2 pork tenderloins, about 500 g each
2 tbsp Dijon mustard
1/4 tsp salt
1 tbsp olive oil
2 tbsp butter
2 red apples, preferably Red Delicious, cored and thinly sliced
1 tbsp granulated sugar
1 tbsp chopped fresh rosemary
1/4 cup brandy
Preheat oven to 375F. Line a baking sheet with parchment and set aside. Brush pork with Dijon and sprinkle with salt. Season with pepper.
Heat a large non-stick frying pan over medium-high. Add oil, then pork. Sear meat, turning often, until dark golden brown, 5 to 7 min. Transfer pork to prepared sheet.

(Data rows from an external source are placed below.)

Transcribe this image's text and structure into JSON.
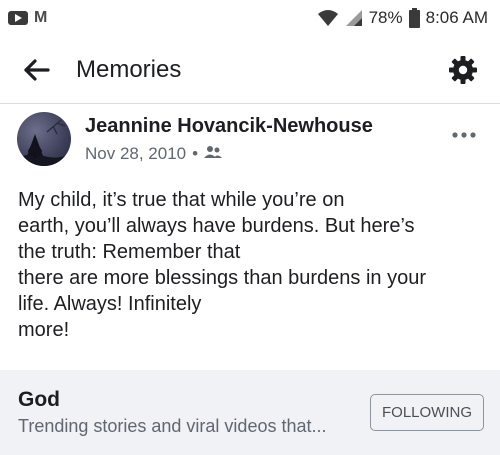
{
  "status_bar": {
    "battery": "78%",
    "time": "8:06 AM",
    "icons": [
      "youtube-icon",
      "gmail-icon",
      "wifi-icon",
      "signal-icon",
      "battery-icon"
    ]
  },
  "app_bar": {
    "title": "Memories",
    "icons": [
      "back-arrow-icon",
      "gear-icon"
    ]
  },
  "post": {
    "author": "Jeannine Hovancik-Newhouse",
    "date": "Nov 28, 2010",
    "separator": "•",
    "privacy_icon": "friends-icon",
    "more_icon": "more-icon",
    "body": "My child,  it’s true that while you’re on\nearth, you’ll always have burdens. But here’s\nthe truth: Remember that\nthere are more blessings than burdens in your\nlife. Always! Infinitely\nmore!"
  },
  "page_card": {
    "name": "God",
    "description": "Trending stories and viral videos that...",
    "button_label": "FOLLOWING"
  },
  "colors": {
    "text_primary": "#1c1e21",
    "text_secondary": "#606770",
    "card_background": "#f0f2f5",
    "divider": "#dadde1"
  }
}
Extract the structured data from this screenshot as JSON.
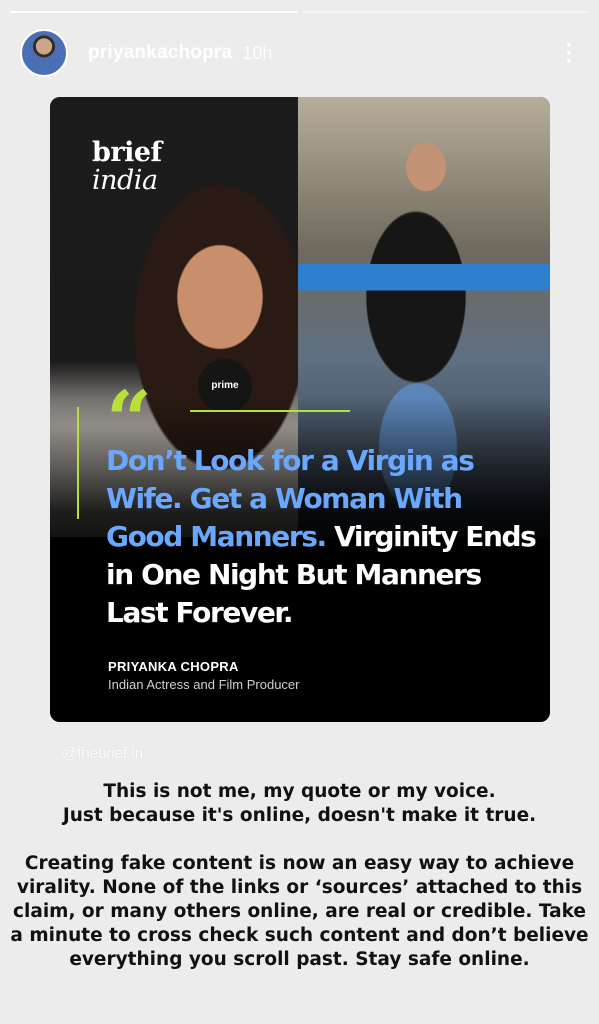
{
  "story": {
    "progress": [
      1.0,
      0.0
    ],
    "username": "priyankachopra",
    "time": "10h"
  },
  "card": {
    "brand_line1": "brief",
    "brand_line2": "india",
    "mic_label": "prime",
    "quote_mark": "“",
    "quote_highlight": "Don’t Look for a Virgin as Wife. Get a Woman With Good Manners.",
    "quote_rest": " Virginity Ends in One Night But Manners Last Forever.",
    "speaker_name": "PRIYANKA CHOPRA",
    "speaker_role": "Indian Actress and Film Producer"
  },
  "watermark": "@thebrief.in",
  "caption": {
    "line1": "This is not me, my quote or my voice.",
    "line2": "Just because it's online, doesn't make it true.",
    "paragraph": "Creating fake content is now an easy way to achieve virality. None of the links or ‘sources’ attached to this claim, or many others online, are real or credible. Take a minute to cross check such content and don’t believe everything you scroll past. Stay safe online."
  },
  "colors": {
    "accent_green": "#b8e03a",
    "highlight_blue": "#6aa8ff",
    "background": "#ececec"
  }
}
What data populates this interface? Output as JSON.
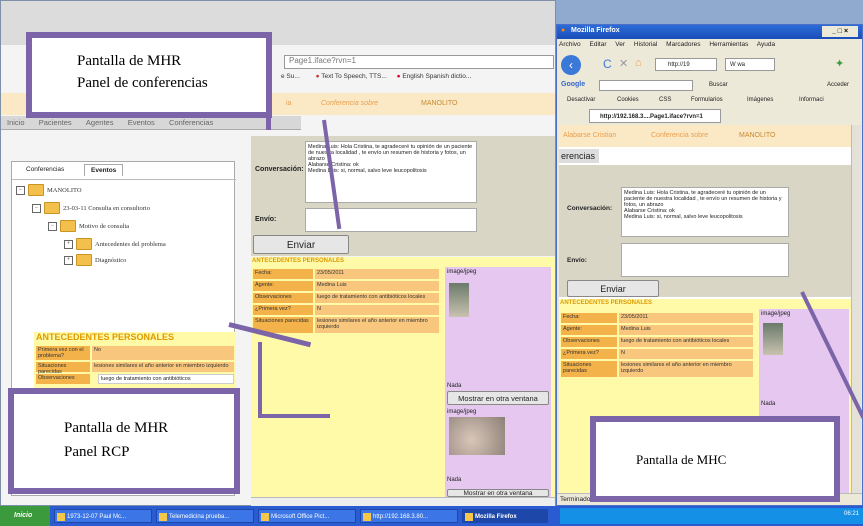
{
  "left_browser": {
    "url_fragment": "Page1.iface?rvn=1",
    "bookmarks": [
      "e Su...",
      "Text To Speech, TTS...",
      "English Spanish dictio..."
    ],
    "header": {
      "name_label": "ia",
      "conference_label": "Conferencia sobre",
      "patient": "MANOLITO"
    },
    "tabs": [
      "Inicio",
      "Pacientes",
      "Agentes",
      "Eventos",
      "Conferencias"
    ],
    "tree": {
      "tab_conferencias": "Conferencias",
      "tab_eventos": "Eventos",
      "items": [
        "MANOLITO",
        "23-03-11 Consulta en consultorio",
        "Motivo de consulta",
        "Antecedentes del problema",
        "Diagnóstico"
      ]
    },
    "antecedentes": {
      "title": "ANTECEDENTES PERSONALES",
      "rows": [
        {
          "label": "Primera vez con el problema?",
          "value": "No"
        },
        {
          "label": "Situaciones parecidas",
          "value": "lesiones similares el año anterior en miembro izquierdo"
        },
        {
          "label": "Observaciones",
          "value": "luego de tratamiento con antibióticos"
        }
      ]
    },
    "conversation": {
      "label": "Conversación:",
      "text": "Medina Luis: Hola Cristina, te agradeceré tu opinión de un paciente de nuestra localidad , te envío un resumen de historia y fotos, un abrazo\nAlabarse Cristina: ok\nMedina Luis: si, normal, salvo leve leucopolitosis",
      "send_label": "Envío:",
      "send_button": "Enviar"
    },
    "rcp": {
      "title": "ANTECEDENTES PERSONALES",
      "rows": [
        {
          "label": "Fecha:",
          "value": "23/05/2011"
        },
        {
          "label": "Agente:",
          "value": "Medina Luis"
        },
        {
          "label": "Observaciones",
          "value": "luego de tratamiento con antibióticos locales"
        },
        {
          "label": "¿Primera vez?",
          "value": "N"
        },
        {
          "label": "Situaciones parecidas",
          "value": "lesiones similares el año anterior en miembro izquierdo"
        }
      ],
      "image_type": "image/jpeg",
      "nada": "Nada",
      "show_other_window": "Mostrar en otra ventana",
      "image_type2": "image/jpeg",
      "nada2": "Nada",
      "show_other_window2": "Mostrar en otra ventana"
    }
  },
  "annotations": {
    "conferencias": "Pantalla de MHR\nPanel de conferencias",
    "rcp": "Pantalla de MHR\nPanel RCP",
    "mhc": "Pantalla de MHC"
  },
  "firefox": {
    "title": "Mozilla Firefox",
    "menu": [
      "Archivo",
      "Editar",
      "Ver",
      "Historial",
      "Marcadores",
      "Herramientas",
      "Ayuda"
    ],
    "url": "http://19",
    "search_engine": "W",
    "search_text": "wa",
    "google_label": "Google",
    "buscar": "Buscar",
    "acceder": "Acceder",
    "devtools": [
      "Desactivar",
      "Cookies",
      "CSS",
      "Formularios",
      "Imágenes",
      "Informaci"
    ],
    "tab_title": "http://192.168.3....Page1.iface?rvn=1",
    "header": {
      "name": "Alabarse Cristian",
      "conference": "Conferencia sobre",
      "patient": "MANOLITO"
    },
    "subtitle": "erencias",
    "conversation_label": "Conversación:",
    "conversation_text": "Medina Luis: Hola Cristina, te agradeceré tu opinión de un paciente de nuestra localidad , te envío un resumen de historia y fotos, un abrazo\nAlabarse Cristina: ok\nMedina Luis: si, normal, salvo leve leucopolitosis",
    "send_label": "Envío:",
    "send_button": "Enviar",
    "antecedentes_title": "ANTECEDENTES PERSONALES",
    "rows": [
      {
        "label": "Fecha:",
        "value": "23/05/2011"
      },
      {
        "label": "Agente:",
        "value": "Medina Luis"
      },
      {
        "label": "Observaciones",
        "value": "luego de tratamiento con antibióticos locales"
      },
      {
        "label": "¿Primera vez?",
        "value": "N"
      },
      {
        "label": "Situaciones parecidas",
        "value": "lesiones similares el año anterior en miembro izquierdo"
      }
    ],
    "image_type": "image/jpeg",
    "nada": "Nada",
    "status": "Terminado"
  },
  "taskbar": {
    "start": "Inicio",
    "items": [
      "1973-12-07 Paul Mc...",
      "Telemedicina prueba...",
      "Microsoft Office Pict...",
      "http://192.168.3.80...",
      "Mozilla Firefox"
    ],
    "clock": "06:21"
  }
}
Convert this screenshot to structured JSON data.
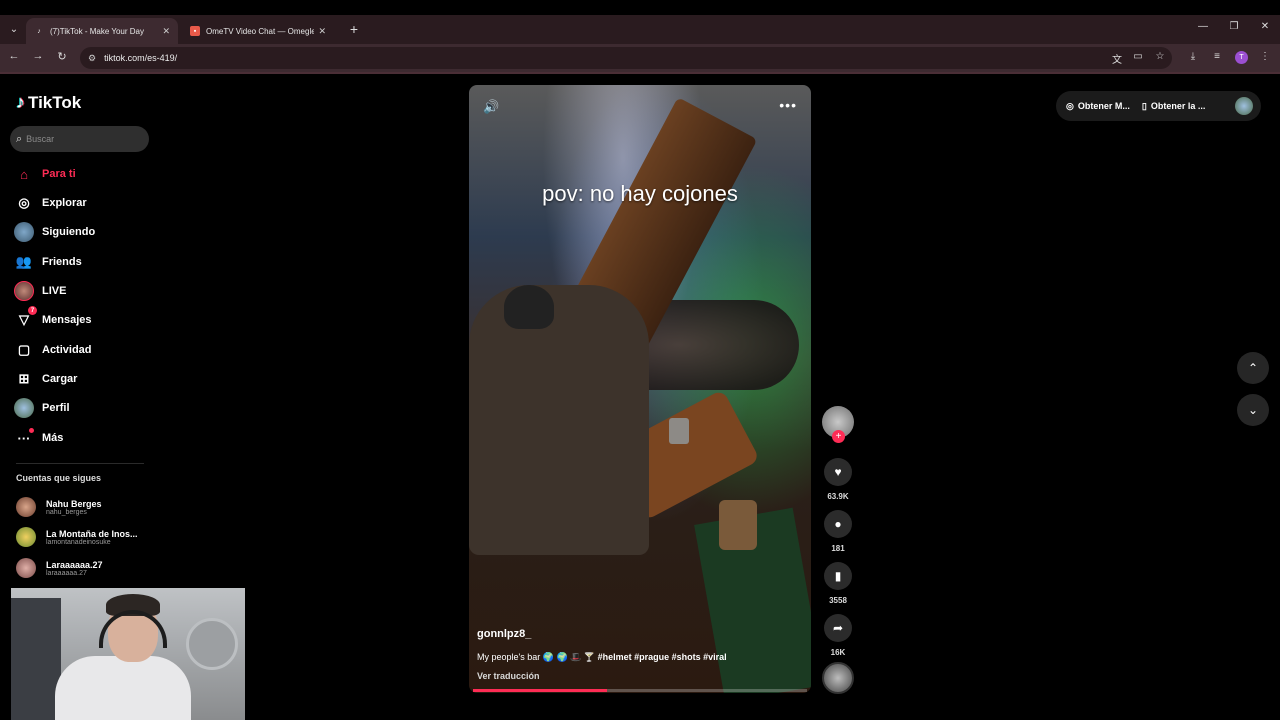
{
  "browser": {
    "tabs": [
      {
        "title": "(7)TikTok - Make Your Day",
        "active": true,
        "icon": "tiktok-icon"
      },
      {
        "title": "OmeTV Video Chat — Omegle",
        "active": false,
        "icon": "ometv-icon"
      }
    ],
    "url": "tiktok.com/es-419/"
  },
  "sidebar": {
    "logo_text": "TikTok",
    "search_placeholder": "Buscar",
    "nav": [
      {
        "label": "Para ti",
        "icon": "home-icon",
        "active": true
      },
      {
        "label": "Explorar",
        "icon": "compass-icon"
      },
      {
        "label": "Siguiendo",
        "icon": "following-avatar-icon"
      },
      {
        "label": "Friends",
        "icon": "friends-icon"
      },
      {
        "label": "LIVE",
        "icon": "live-avatar-icon"
      },
      {
        "label": "Mensajes",
        "icon": "send-icon",
        "badge": "7"
      },
      {
        "label": "Actividad",
        "icon": "inbox-icon"
      },
      {
        "label": "Cargar",
        "icon": "upload-icon"
      },
      {
        "label": "Perfil",
        "icon": "profile-avatar-icon"
      },
      {
        "label": "Más",
        "icon": "more-icon"
      }
    ],
    "following_title": "Cuentas que sigues",
    "following": [
      {
        "name": "Nahu Berges",
        "handle": "nahu_berges"
      },
      {
        "name": "La Montaña de Inos...",
        "handle": "lamontanadeinosuke"
      },
      {
        "name": "Laraaaaaa.27",
        "handle": "laraaaaaa.27"
      }
    ]
  },
  "video": {
    "overlay_text": "pov: no hay cojones",
    "author": "gonnlpz8_",
    "description_prefix": "My people's bar 🌍 🌍 🎩 🍸",
    "description_tags": "#helmet #prague #shots #viral",
    "translate_label": "Ver traducción",
    "progress": 0.4
  },
  "actions": {
    "likes": "63.9K",
    "comments": "181",
    "saves": "3558",
    "shares": "16K"
  },
  "topbar": {
    "get_coins": "Obtener M...",
    "get_app": "Obtener la ..."
  },
  "colors": {
    "accent": "#fe2c55",
    "chrome_tab": "#3d2a30",
    "chrome_strip": "#2a1b1f"
  }
}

Roast in centre of oven until a meat thermometer inserted into thickest part of meat reads 160F, 20 to 22 min. Transfer to a cutting board. Let stand 5 min.
Melt butter in same frying pan over medium. Add apples, sugar and rosemary. Cook until apples are tender, 3 to 5 min. Add brandy and boil for 1 min. Slice pork tenderloin into medallions. Divide among 6 plates. Serve with apple mixture.
Calories 316, Protein 37g, Carbohydrates 9g, Fat 10g, Fibre 1g, Sodium 266mg.
A scrumptious British Columbia pinot noir that does a hostess proud. Its flavours are a bouquet of summer berries, cherry, raspberry, mint and plum. This elegant fruitiness echoes and elevates the flavours of pork and apple. Quail's Gate Pinot Noir, British Columbia, $25.